Nie bójcie się kurkumy! W tych proporcjach nie daje smaku, tylko kolor! Ale ma też olbrzymią moc leczniczą i profilaktyczną w tylu obszarach, że nie sposób o tym pisać przy tak banalnej okazji jak sernik! Dość, że ostatnio dodaje kurkumę gdzie się da! Pamiętacie, że była w kluseczkach dyniowych?

Jeszcze słowo o rodzynkach! Patent Pana Domu! Zalewa rodzynki koniakiem albo brandy i zamyka w słoiku. Po kilku dniach, powiedzmy bliżej tygodnia, rodzynki nasączają się alkoholem i pęcznieją! Są genialne do ciast, deserów i owoców!Można je przechowywać w ten sposób w nieskończoność, bo alkohol konserwuje. W miarę ubywania, można dodawać nowe rodzynki i dolewać alkoholu! 
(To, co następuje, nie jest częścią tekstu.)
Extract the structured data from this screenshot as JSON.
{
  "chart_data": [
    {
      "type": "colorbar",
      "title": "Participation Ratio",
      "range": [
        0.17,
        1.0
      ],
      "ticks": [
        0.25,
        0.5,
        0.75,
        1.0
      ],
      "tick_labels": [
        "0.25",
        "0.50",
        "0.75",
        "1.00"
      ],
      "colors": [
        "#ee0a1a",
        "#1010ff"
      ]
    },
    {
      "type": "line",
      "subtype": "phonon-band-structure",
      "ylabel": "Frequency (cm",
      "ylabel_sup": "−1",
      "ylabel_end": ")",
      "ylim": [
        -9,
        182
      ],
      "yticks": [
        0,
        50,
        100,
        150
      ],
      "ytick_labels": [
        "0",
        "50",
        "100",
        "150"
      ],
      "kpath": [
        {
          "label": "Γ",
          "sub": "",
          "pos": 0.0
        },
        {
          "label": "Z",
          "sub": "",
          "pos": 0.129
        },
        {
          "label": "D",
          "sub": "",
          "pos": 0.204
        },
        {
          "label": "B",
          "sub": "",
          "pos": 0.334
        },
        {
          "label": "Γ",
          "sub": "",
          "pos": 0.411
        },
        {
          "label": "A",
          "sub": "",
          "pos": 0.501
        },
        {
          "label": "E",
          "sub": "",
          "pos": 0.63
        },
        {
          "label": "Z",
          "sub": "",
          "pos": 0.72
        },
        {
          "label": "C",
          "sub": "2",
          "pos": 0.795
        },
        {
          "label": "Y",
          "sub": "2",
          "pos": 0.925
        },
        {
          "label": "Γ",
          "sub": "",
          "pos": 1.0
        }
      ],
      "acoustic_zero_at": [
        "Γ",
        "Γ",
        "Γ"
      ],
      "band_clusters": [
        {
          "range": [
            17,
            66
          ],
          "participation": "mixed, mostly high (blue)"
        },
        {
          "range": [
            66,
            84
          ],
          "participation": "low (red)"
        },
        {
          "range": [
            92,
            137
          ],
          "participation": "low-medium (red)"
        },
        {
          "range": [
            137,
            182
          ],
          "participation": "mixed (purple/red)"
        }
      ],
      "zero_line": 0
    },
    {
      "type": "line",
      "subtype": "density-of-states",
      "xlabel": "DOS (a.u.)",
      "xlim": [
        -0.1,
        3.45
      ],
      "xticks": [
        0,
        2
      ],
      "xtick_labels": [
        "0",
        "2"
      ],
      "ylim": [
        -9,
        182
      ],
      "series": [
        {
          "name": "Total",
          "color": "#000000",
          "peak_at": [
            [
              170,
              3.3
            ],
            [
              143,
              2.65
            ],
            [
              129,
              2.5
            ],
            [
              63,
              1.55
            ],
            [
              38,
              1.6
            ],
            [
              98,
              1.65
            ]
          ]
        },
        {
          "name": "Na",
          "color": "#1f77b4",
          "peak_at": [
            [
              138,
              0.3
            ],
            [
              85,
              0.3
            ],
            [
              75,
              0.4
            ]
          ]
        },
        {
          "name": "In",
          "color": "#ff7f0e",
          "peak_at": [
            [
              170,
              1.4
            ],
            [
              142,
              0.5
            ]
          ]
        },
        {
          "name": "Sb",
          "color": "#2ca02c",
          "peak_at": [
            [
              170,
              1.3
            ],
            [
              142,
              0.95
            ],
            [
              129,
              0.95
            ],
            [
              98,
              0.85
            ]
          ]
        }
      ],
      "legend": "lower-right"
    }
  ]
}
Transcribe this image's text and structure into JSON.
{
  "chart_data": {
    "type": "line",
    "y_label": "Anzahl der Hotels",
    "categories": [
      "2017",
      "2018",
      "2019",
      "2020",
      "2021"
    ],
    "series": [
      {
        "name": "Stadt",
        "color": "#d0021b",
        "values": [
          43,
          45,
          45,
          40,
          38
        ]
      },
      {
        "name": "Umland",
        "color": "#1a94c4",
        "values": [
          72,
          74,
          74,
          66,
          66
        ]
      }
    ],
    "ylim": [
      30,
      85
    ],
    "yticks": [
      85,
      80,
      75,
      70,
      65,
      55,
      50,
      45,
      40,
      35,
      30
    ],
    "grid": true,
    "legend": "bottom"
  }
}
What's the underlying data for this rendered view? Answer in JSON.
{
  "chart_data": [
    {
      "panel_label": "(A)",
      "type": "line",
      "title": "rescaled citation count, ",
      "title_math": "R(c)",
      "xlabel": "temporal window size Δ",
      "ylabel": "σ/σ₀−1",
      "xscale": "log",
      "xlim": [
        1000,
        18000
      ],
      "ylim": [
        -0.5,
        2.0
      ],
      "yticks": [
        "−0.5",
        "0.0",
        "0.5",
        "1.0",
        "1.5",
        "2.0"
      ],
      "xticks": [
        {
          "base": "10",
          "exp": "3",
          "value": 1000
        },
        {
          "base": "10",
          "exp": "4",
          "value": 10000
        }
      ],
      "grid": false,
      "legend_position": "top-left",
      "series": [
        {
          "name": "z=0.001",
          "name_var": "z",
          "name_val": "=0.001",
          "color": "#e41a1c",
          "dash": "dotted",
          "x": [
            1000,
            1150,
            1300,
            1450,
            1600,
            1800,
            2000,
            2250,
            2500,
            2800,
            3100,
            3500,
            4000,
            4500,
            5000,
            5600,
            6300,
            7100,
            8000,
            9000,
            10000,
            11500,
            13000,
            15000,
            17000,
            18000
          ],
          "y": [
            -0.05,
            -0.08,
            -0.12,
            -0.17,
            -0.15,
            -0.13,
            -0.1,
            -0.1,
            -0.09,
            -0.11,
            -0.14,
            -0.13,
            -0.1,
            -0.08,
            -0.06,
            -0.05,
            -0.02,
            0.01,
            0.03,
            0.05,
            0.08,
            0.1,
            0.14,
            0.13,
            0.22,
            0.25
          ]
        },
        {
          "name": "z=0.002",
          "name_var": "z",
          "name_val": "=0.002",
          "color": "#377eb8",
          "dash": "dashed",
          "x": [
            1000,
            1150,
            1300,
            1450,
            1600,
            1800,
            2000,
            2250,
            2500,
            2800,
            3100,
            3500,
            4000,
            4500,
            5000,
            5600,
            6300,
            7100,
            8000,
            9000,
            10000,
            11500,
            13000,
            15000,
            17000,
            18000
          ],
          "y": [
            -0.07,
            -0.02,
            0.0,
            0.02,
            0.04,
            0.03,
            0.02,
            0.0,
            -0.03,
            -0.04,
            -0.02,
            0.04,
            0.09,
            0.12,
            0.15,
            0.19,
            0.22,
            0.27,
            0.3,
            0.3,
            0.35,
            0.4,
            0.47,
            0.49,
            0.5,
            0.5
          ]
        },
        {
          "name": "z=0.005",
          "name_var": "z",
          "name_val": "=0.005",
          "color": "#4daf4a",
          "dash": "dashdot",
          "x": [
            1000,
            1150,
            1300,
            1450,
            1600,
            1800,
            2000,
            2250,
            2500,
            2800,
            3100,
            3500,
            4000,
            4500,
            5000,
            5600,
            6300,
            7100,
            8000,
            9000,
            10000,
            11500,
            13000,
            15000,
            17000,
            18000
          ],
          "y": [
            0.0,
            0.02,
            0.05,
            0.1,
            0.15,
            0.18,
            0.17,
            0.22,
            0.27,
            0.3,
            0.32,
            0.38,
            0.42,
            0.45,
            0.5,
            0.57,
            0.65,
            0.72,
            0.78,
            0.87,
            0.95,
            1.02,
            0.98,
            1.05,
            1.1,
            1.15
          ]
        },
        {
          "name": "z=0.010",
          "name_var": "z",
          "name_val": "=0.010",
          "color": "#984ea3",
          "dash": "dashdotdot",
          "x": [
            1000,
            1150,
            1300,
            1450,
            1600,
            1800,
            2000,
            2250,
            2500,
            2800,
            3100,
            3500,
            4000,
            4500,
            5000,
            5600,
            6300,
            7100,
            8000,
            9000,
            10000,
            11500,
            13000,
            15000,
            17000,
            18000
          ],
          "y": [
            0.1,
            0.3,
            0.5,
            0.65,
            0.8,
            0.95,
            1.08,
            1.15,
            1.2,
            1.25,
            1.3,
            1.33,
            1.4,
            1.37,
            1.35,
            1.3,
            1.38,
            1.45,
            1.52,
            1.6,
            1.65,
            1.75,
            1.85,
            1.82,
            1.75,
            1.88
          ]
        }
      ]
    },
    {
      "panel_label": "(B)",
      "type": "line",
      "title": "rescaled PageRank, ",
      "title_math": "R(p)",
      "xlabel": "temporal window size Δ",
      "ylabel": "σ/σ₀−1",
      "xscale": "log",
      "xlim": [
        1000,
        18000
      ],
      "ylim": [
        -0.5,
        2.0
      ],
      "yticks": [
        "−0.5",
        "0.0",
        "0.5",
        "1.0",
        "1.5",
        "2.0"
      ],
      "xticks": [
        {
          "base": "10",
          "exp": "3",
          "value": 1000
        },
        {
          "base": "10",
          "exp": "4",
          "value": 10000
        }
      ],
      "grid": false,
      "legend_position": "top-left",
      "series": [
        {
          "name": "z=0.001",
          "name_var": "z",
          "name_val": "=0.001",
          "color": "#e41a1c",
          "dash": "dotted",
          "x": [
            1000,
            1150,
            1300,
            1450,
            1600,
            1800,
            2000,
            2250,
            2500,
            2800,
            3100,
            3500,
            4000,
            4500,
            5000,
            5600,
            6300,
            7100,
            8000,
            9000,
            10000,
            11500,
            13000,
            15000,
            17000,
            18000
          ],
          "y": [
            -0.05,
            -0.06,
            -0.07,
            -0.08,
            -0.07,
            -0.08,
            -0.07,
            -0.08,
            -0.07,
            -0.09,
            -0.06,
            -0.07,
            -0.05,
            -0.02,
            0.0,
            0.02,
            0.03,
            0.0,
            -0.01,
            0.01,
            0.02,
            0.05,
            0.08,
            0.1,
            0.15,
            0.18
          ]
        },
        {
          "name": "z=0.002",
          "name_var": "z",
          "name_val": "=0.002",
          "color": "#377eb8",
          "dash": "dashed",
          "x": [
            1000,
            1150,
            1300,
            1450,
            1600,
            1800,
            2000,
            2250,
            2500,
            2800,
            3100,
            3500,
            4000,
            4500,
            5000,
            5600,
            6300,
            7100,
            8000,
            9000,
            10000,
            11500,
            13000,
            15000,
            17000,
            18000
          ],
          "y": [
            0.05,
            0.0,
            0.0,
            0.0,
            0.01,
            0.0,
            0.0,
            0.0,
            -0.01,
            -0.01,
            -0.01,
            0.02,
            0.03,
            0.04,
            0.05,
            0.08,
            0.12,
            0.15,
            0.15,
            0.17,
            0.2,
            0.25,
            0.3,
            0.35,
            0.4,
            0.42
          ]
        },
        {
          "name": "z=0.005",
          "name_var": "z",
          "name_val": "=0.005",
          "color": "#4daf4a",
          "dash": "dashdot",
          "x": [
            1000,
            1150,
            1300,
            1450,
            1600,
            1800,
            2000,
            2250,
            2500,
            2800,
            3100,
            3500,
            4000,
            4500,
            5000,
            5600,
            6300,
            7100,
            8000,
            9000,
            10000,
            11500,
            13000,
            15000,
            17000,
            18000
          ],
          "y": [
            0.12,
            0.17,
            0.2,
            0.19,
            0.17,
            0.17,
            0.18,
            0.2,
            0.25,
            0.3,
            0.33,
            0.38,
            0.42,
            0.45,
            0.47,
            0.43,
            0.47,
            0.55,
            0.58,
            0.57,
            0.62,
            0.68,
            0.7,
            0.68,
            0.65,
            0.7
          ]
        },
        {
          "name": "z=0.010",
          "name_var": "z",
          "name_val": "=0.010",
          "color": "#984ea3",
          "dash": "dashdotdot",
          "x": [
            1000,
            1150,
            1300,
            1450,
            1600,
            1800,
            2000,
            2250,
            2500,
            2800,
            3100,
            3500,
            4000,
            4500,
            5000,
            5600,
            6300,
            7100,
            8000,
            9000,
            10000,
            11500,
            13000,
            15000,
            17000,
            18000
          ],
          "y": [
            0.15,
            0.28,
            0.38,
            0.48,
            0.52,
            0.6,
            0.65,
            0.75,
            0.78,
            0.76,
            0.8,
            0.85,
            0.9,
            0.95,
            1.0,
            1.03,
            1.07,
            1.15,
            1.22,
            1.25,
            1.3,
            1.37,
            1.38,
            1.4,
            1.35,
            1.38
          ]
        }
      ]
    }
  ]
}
Aha, wybaczcie mi tę hipisowską dekorację! Aśka Olech - „Moja Guru” od spraw estetycznych na mnie krzyczy! A to że zbyt symetrycznie, a to że ogonki od malin na talerzu, a to że kwiatów za dużo! Ale co ja na to poradzę, że kocham kwiaty ;o) Te dalie nadal kwitną pod oknem, jakby nie wiedziały, że lato się skończyło!



Sernik

Składniki:

1 kostka twarogu półtłustego 200 gr
1 pudełko mascarpone 250 gr
1 pudełko ricotty 250 gr
4 jajka
200 gr nierafinowanego cukru trzcinowego (czyli ok. 2/3 szklanki)
1 opakowanie budyniu śmietankowego bez cukru
2 łyżeczki zmielonej kurkumy
rodzynki
migdały
i co tam jeszcze lubicie - może skórka pomarańczowa?

Wykonanie:

Cukier utrzeć z żółtkami. Dodać pokruszoną kostkę twarogu i dobrze zmiksować. Miksując, stopniowo dodawać budyń w proszku, żeby nie zrobiły się grudki. Dodać ricottę i mascarpone oraz kurkumę. Białka ubić na sztywno i delikatnie wmieszać w masę serową. Dodać bakalie. Tortownicę nasmarować masłem i wyłożyć do niej masę. Do nagrzanego na 160 stopni piekarnika (grzanie góra - dół) wstawić sernik i piec ok 1 godziny. Zmniejszyć temperaturę do 140 stopni i piec jeszcze pół godziny. Trzeba pilnować, żeby sernik za bardzo nie zbrązowiał. Fine tuning temperatury i czasu zależy od piekarnika. Po upieczeniu nie otwierać piekarnika aż do całkowitego wystudzenia. Ja zwykle piekę wieczorem i wyjmuję rano! Musi być sukces!



5 komentarzy:

  1. Kózko- >>>budyń<<< jako pulpa, czy proszek? A i >>>twaróg<<< sprzedają u nas w kostkach wielkości klasycznej kostki masła, czyli 200g i w paczkach kilogramowych, także wiesz...

    OdpowiedzUsuń
    Odpowiedzi
    1. Słuszne uwagi Elzo! Budyń w proszku naturalnie, a kostka sera 200 gr. Już wprowadziłam zmiany w tekście! Txh!

      Usuń
  2. Zrobię, zrobię, bo łatwo mi to wygląda!!!
    A co do comfort food...babcine pierogi z cielęciną!! Ach, gdzież one,gdzież...
    I o rodzynkach mi przypomniałaś, widzisz.
    Już zalewam.
    Aga Jaga

    OdpowiedzUsuń
  3. Zawsze do usług! Tylko do cielęciny nie będę z Tobą wzdychała, bo to dla mnie cielątko jest śliczne! ;o)

    OdpowiedzUsuń
  4. No, dla mnie też już od dawna....ale wtedy...cóż,człowiek był młody i głupi. Wspomnienia pachną słodko, najsłodziej!